E ambos foram recebidos pela Pítia. – O que querem do deus Sol, senhores? – Sou de Atenas… – Sim, eu sei, Egeu – interrompeu-o a vidente –, e sei que és o soberano, o senhor absoluto de Atenas! – Então, sabe que eu sou um necessitado, um miserável, que precisa de ajuda… – Sim, eu sei algumas coisas, mas tu deves falar, confessar suas necessidades, senhor de Atenas! – esclareceu a mulher.

– Pois bem, vim aqui para pedir, ou melhor, consultar Apolo, o magnânimo deus, para saber se terei um filho homem, eu, que só tenho meninas… – desabafou o monarca.

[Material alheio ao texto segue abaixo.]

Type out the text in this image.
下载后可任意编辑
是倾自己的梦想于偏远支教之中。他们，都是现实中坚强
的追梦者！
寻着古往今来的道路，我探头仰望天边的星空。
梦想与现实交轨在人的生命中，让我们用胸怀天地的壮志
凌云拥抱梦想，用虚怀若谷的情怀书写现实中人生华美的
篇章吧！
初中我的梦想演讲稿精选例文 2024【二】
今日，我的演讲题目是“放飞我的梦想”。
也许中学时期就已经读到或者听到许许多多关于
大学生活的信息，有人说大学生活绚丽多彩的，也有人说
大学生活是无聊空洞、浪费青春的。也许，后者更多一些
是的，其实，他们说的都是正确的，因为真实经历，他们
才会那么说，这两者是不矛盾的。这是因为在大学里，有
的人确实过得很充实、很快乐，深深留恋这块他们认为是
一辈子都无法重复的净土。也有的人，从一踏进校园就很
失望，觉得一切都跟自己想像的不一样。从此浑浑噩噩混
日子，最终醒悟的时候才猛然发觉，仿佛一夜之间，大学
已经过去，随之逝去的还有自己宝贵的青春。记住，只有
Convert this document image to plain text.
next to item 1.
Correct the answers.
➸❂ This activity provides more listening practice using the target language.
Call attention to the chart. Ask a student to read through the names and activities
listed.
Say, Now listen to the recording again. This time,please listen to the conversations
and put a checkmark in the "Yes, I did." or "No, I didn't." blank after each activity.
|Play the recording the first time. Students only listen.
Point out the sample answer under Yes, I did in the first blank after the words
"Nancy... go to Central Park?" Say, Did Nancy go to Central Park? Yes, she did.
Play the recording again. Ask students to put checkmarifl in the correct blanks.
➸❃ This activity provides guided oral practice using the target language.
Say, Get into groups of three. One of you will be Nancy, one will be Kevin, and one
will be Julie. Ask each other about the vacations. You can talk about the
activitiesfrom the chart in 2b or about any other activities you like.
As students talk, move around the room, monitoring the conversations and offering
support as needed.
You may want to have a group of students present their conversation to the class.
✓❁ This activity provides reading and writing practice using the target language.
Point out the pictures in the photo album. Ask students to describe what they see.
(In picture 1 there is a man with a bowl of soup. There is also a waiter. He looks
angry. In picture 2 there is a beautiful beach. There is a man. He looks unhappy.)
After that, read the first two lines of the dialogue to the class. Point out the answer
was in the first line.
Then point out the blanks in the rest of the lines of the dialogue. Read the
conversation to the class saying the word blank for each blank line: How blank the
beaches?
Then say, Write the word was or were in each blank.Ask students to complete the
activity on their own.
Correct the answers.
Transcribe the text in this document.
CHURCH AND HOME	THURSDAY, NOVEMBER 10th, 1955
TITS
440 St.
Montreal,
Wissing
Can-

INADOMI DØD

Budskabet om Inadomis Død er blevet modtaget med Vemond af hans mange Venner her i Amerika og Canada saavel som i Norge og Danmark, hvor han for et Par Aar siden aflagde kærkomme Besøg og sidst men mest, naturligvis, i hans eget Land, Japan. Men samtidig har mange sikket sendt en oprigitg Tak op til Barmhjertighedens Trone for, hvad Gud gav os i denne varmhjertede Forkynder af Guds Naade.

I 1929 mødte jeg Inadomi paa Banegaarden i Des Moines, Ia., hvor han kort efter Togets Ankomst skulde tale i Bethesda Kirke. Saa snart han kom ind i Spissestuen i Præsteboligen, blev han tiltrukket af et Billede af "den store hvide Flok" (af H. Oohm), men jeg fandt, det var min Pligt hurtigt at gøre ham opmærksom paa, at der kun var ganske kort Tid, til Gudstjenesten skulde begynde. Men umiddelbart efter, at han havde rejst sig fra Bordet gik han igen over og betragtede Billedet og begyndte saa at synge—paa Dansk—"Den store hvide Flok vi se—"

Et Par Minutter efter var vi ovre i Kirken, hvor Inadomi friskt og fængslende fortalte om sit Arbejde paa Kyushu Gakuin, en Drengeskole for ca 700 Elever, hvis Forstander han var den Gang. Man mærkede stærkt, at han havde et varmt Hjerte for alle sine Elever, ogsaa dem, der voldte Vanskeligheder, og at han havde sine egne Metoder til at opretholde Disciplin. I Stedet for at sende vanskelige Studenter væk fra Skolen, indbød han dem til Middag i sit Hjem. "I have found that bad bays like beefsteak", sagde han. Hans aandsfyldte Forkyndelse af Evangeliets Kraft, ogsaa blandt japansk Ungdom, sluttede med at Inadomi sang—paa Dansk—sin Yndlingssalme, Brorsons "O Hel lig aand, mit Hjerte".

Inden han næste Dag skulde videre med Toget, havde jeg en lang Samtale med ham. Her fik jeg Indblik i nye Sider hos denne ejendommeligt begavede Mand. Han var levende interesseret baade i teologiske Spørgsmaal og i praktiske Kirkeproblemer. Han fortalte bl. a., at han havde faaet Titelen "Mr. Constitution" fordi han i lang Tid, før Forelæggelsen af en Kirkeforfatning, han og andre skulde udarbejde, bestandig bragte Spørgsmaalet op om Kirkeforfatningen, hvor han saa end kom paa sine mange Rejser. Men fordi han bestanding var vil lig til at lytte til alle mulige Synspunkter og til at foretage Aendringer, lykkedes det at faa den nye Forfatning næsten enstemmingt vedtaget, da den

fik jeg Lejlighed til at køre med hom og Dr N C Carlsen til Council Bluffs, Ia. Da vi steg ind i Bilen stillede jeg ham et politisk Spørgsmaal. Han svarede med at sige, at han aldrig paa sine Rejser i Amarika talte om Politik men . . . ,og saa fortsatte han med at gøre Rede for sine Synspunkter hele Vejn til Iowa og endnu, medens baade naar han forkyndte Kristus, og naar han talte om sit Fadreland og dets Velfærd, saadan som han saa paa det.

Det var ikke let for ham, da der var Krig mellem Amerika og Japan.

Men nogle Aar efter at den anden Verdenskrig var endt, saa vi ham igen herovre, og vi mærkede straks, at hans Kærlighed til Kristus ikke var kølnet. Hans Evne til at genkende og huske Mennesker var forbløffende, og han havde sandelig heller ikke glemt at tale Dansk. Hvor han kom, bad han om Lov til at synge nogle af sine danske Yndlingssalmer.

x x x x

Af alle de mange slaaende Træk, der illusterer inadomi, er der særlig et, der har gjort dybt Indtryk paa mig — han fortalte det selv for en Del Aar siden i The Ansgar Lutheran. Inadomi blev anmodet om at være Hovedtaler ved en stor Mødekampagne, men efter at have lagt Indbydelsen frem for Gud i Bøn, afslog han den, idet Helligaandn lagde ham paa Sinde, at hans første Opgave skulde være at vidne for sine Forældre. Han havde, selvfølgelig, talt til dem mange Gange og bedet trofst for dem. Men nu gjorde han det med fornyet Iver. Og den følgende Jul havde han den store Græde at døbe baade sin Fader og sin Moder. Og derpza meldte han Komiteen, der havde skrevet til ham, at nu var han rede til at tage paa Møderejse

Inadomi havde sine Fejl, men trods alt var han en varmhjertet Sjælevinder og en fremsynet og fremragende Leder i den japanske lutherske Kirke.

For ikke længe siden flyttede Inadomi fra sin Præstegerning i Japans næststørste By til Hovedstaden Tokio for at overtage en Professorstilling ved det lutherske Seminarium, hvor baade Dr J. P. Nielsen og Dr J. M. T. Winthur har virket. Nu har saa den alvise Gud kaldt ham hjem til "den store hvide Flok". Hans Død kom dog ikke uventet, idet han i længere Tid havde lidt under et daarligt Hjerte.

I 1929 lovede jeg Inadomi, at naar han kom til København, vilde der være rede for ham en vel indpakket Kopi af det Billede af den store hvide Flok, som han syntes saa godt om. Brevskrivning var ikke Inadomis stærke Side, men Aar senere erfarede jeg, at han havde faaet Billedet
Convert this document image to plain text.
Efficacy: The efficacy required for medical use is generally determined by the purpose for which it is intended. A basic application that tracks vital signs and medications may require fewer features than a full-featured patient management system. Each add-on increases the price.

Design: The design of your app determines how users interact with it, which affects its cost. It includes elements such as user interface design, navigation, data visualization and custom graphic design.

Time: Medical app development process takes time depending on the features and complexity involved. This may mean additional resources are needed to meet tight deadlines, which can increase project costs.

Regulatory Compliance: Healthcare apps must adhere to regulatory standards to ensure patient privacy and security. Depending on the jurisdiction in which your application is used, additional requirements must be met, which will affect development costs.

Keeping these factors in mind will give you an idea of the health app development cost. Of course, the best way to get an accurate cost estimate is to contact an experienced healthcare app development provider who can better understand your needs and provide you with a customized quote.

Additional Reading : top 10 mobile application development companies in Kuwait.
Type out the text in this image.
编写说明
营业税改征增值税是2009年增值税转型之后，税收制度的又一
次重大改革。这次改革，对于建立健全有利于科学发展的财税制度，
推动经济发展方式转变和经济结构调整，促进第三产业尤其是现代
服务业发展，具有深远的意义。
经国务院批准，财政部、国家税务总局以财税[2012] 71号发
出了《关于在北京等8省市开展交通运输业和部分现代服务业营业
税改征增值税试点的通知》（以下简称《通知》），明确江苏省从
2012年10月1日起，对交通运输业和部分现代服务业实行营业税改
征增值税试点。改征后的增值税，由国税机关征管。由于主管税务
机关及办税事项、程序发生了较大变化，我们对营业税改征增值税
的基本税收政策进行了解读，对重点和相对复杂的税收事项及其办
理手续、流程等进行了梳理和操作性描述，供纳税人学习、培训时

A Pítia achou graça. A mulher sorriu em transe, soltou uma gargalhada, assustando Egeu e Ceres, que se entreolharam e recuaram. Os outros homens, na suspeita de algo pior, avançaram resolutos. – O que devemos fazer, senhor?! – perguntaram. – Sosseguem, ela está em comunicação com a divindade! – acalmou-os Egeu.

Em um período curto de tempo, a mulher tomou uma atitude patética: balançava a cabeça de um lado para o outro, revirava os olhos e sua voz assumiu uma entonação grave. Subitamente, quedou-se estática e assim permaneceu.

Egeu aproximou-se, temeroso, mas venceu-se, tocando-a enquanto dizia: – Senhora, senhora, o que devo fazer?

A Pítia despertou, segurou-lhe o braço e, com os olhos arregalados, enquanto a boca abria-se vertiginosamente, várias vezes, todos ouviram como num som surdo e prolongado as palavras certas: – Não desates a boca do odre antes de chegar a Atenas!

E assim, ainda proferindo, tombou, inerme, sendo ajudada por outros soldados que a reconduziram ao interior do templo para ser tratada.

Assustados, Egeu e Ceres sentaram-se nos bancos do átrio sem conseguirem entender o enigma declarado. – Você entendeu, filho? – quis saber Egeu. – Não, meu senhor.

E os dois ficaram cogitando o enigma pronunciado e como sabiamente decifrá-lo.